I am trying to understand the underlying logic of Q learning (deep Q learning to be precise). At the moment I am stuck at the notion of future rewards.
To understand the logic, I am reviewing some of the present code samples. This one seemed quite interesting, so I went through it:
https://github.com/keon/deep-q-learning/blob/master/dqn.py
Here is the gist of the code that does the actual training of the underlying deep neural network:
def replay(self, batch_size):
minibatch = random.sample(self.memory, batch_size)
for state, action, reward, next_state, done in minibatch:
target = reward
if not done:
target = (reward + self.gamma *
np.amax(self.model.predict(next_state)[0]))
target_f = self.model.predict(state)
target_f[0][action] = target
self.model.fit(state, target_f, epochs=1, verbose=0)
if self.epsilon > self.epsilon_min:
self.epsilon *= self.epsilon_decay
In the 5th line of the code, (after the if not done
line) we are adding the discounted reward of the next step, to the present step, and setting it as the target reward of the executed action to be trained. So, the way I see it, we have the reward of the executed action, and discounted possible reward of the following action, combined.

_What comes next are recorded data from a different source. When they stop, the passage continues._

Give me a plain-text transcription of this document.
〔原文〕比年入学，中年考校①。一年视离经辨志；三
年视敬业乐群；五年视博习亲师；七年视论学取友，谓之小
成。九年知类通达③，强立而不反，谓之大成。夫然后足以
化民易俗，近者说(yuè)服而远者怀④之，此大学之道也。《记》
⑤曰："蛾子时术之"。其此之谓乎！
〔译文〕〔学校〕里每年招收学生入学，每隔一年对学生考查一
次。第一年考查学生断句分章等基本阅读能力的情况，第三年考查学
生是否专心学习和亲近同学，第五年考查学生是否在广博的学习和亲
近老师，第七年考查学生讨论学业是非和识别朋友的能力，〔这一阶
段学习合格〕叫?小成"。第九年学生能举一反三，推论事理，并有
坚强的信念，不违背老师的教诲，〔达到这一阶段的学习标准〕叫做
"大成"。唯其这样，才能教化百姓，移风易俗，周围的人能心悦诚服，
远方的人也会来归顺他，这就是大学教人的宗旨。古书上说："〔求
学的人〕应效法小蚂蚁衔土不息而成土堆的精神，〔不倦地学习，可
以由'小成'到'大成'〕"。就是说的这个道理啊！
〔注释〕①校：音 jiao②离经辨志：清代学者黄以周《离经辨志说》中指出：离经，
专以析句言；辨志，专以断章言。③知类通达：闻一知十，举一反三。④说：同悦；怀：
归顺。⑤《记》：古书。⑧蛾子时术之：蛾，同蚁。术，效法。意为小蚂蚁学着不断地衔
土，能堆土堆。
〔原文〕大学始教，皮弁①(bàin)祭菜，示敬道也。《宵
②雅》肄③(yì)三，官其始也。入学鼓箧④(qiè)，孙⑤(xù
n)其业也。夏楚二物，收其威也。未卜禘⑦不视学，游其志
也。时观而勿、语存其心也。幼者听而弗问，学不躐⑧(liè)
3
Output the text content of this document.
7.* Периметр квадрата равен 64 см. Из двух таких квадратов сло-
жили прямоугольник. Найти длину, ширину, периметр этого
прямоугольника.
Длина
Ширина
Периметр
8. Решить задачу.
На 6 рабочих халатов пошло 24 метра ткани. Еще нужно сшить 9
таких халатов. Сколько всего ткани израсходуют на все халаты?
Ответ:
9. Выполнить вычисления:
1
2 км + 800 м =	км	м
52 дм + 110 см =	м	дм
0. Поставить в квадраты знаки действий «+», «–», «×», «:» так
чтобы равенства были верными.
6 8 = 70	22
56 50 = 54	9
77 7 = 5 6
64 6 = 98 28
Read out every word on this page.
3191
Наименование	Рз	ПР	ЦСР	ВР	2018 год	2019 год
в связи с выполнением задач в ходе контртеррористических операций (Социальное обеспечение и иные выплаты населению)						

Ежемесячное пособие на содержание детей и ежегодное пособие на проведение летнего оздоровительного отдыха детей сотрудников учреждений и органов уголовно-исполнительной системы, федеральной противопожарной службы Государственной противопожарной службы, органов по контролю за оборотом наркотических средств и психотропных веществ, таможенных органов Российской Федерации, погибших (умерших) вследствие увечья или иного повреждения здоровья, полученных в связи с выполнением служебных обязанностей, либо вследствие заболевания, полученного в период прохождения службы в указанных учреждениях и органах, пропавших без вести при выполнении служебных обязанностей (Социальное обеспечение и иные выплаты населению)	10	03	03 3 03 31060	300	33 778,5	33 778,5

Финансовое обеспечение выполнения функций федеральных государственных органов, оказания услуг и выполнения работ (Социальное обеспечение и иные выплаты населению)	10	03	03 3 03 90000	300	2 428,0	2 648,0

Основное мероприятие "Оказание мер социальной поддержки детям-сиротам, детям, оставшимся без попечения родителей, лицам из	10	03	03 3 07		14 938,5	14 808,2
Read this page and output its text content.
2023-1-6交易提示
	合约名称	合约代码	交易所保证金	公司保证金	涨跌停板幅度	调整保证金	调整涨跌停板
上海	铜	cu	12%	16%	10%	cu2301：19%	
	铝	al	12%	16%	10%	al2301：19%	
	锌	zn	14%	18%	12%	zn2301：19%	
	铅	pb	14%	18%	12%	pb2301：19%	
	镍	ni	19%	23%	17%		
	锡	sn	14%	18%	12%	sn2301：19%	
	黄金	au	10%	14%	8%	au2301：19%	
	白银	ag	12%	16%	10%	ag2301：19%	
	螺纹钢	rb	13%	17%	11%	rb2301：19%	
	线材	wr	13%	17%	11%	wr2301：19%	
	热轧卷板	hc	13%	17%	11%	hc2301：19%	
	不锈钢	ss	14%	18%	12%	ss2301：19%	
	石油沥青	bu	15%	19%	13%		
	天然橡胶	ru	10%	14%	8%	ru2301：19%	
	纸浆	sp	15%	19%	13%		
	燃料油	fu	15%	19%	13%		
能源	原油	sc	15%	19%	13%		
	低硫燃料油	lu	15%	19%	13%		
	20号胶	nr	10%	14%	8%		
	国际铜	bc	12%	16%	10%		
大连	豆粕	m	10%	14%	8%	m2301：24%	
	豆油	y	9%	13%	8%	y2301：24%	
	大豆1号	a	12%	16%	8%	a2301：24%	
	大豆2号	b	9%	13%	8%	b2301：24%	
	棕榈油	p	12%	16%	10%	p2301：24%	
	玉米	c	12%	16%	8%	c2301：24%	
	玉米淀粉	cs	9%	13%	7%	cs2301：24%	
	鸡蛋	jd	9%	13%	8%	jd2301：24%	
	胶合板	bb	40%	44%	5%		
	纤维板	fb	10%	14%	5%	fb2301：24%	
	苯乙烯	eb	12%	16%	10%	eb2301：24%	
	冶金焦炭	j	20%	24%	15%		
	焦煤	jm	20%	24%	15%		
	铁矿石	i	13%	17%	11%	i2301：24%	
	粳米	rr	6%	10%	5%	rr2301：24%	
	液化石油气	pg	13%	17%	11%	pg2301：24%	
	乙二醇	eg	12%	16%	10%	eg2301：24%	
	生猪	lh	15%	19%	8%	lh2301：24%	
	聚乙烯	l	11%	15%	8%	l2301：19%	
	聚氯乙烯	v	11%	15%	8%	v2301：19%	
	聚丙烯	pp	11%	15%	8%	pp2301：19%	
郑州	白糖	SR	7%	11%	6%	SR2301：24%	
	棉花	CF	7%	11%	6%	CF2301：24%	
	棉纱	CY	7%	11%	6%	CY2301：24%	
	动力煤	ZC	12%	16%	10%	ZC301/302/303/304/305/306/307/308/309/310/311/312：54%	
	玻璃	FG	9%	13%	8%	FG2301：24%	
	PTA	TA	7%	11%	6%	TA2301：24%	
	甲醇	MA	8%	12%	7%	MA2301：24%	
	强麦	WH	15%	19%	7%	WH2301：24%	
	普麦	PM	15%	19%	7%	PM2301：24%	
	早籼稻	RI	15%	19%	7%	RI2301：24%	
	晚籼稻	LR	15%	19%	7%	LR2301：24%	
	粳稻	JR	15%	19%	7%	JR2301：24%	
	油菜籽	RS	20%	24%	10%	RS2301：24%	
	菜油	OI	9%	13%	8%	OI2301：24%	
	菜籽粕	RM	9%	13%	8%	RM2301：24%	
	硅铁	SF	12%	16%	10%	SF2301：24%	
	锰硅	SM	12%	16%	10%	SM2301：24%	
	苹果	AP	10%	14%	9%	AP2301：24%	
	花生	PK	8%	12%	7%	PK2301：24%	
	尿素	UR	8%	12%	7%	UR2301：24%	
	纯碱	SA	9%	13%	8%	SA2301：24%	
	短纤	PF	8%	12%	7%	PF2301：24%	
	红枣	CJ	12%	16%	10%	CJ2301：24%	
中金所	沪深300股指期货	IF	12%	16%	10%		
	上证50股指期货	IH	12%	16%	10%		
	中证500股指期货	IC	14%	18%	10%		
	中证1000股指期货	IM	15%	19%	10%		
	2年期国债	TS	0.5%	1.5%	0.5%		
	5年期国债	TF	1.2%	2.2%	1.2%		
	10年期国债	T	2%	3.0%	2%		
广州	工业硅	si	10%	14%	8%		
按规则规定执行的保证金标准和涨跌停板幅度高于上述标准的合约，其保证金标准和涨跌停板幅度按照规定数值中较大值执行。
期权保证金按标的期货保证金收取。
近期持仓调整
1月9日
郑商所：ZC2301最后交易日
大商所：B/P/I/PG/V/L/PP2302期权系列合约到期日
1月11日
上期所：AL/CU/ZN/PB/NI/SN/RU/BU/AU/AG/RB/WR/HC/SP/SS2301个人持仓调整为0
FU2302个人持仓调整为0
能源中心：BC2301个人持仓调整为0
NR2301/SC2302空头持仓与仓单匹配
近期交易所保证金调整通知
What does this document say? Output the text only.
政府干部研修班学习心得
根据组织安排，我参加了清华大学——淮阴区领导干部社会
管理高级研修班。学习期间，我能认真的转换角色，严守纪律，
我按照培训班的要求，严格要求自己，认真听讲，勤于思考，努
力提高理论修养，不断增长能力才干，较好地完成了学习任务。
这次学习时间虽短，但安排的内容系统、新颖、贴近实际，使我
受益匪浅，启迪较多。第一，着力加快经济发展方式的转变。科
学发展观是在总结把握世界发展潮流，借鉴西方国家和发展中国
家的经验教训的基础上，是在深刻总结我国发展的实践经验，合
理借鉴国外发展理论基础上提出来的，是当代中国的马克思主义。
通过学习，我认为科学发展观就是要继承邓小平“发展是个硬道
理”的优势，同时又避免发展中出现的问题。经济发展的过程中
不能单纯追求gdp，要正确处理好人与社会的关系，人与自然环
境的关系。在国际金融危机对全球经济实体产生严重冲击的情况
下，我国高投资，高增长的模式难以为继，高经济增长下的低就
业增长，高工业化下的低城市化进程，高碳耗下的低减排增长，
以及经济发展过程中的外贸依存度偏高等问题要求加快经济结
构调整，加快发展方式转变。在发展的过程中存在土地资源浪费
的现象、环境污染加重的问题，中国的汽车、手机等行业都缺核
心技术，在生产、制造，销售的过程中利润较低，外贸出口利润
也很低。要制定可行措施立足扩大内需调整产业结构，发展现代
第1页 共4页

As far as I understand, in each iteration, Q-learning algorithm predicts the future reward of next step (and next step only) using the machine learning technique in use (be it the CNN, DNN etc.). And we are multiplying the reward of next step (and that specific next step only) with discount rate, to make it less important than the immediate reward (with the ratio we specified). So, my question is, how does the algorithm takes even further steps (say, 5 steps) ahead into account?